7 November, 2014
Homemade clarified butter (ghee)
Angie @ the Novice Gardener, this is for you! At last week’s Fiesta Friday party, she brought up this topic of making ghee. I thought I would post this basic recipe for making ghee at home, something that most Indian households do on a regular basis. Sharing this aromatic, heavenly liquid at this week’s Fiesta party too, co-hosted by Nancy and Loretta.
Ghee or clarified butter has been used for thousands of years and is highly regarded in Ayurveda for its medicinal properties. This is a good article on the ayurvedic benefits. Another article that is useful is here. It also has a longer shelf life than butter since it has zero water in it.
I use ghee to fry spices in some dishes, because of its high smoke point. Traditionally, in south-Indian meals ghee is melted and served with rice as the first thing to eat. It is said that it coats the stomach lining and helps in digestion and absorption of nutrients.

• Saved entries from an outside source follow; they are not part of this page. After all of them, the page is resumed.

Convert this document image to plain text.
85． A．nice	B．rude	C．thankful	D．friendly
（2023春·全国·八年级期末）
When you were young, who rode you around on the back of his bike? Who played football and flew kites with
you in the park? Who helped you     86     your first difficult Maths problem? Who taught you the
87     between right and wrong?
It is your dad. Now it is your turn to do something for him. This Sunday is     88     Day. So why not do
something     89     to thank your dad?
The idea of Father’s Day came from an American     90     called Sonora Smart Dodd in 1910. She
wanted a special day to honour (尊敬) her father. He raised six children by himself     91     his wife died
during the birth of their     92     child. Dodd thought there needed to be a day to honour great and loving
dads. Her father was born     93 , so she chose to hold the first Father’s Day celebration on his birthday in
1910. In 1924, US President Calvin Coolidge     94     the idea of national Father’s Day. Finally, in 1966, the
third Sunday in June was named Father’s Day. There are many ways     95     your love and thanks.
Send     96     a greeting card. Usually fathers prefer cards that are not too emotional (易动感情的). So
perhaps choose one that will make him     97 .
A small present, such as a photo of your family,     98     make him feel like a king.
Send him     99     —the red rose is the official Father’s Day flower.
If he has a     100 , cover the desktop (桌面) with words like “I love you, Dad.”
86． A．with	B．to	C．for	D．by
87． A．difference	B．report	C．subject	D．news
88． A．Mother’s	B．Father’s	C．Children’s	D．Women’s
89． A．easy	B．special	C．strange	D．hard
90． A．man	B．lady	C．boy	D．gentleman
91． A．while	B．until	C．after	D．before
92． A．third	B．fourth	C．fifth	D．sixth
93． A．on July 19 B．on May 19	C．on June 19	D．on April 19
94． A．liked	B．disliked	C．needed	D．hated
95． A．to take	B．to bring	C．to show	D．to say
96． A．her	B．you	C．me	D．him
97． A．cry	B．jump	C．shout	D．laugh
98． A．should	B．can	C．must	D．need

Making ghee at home is very simple and is highly economical. Yes! Even if I start with organic butter, the resultant ghee is half as expensive as what is available in Indian supermarkets. And the taste of fresh ghee is WAY better than those. If you are looking to buy ghee for taste-testing, I recommend the Guru Nanak brand.
Here, I have used 6 sticks of butter which yields about 515 g of ghee.
for flavor (optional) : 1. pinch of cumin seeds, one small dried red chilly, one curry leaf.
for quenching: 1/2 tsp. of yogurt
Heat butter in a heavy bottomed pan. When it has completely melted, it froths up as the water starts to escape. At this point, add the spices.
As the water continues to escape, froth dies down slowly. At this point keep monitoring and stirring frequently.
Stir up the solids from the bottom. They look white. Reduce heat to low and monitor closely.
As the froth dies down gradually, keep stirring and looking at the color of the solids. The moment they turn light brown, it is done.
Add the yogurt to “quench” the process, a term used by chemists. It means stopping a reaction by deactivating one of the starting materials. There is a hissing noise at this point. Take it off the heat. Allow solids which are completely brown, to settle.
After it cools, decant the clear liquid into a glass jar. The remaining solids can be combined with some brown sugar and consumed. It is tasty too!
Store at room temperature. Stays fresh for 6-8 weeks.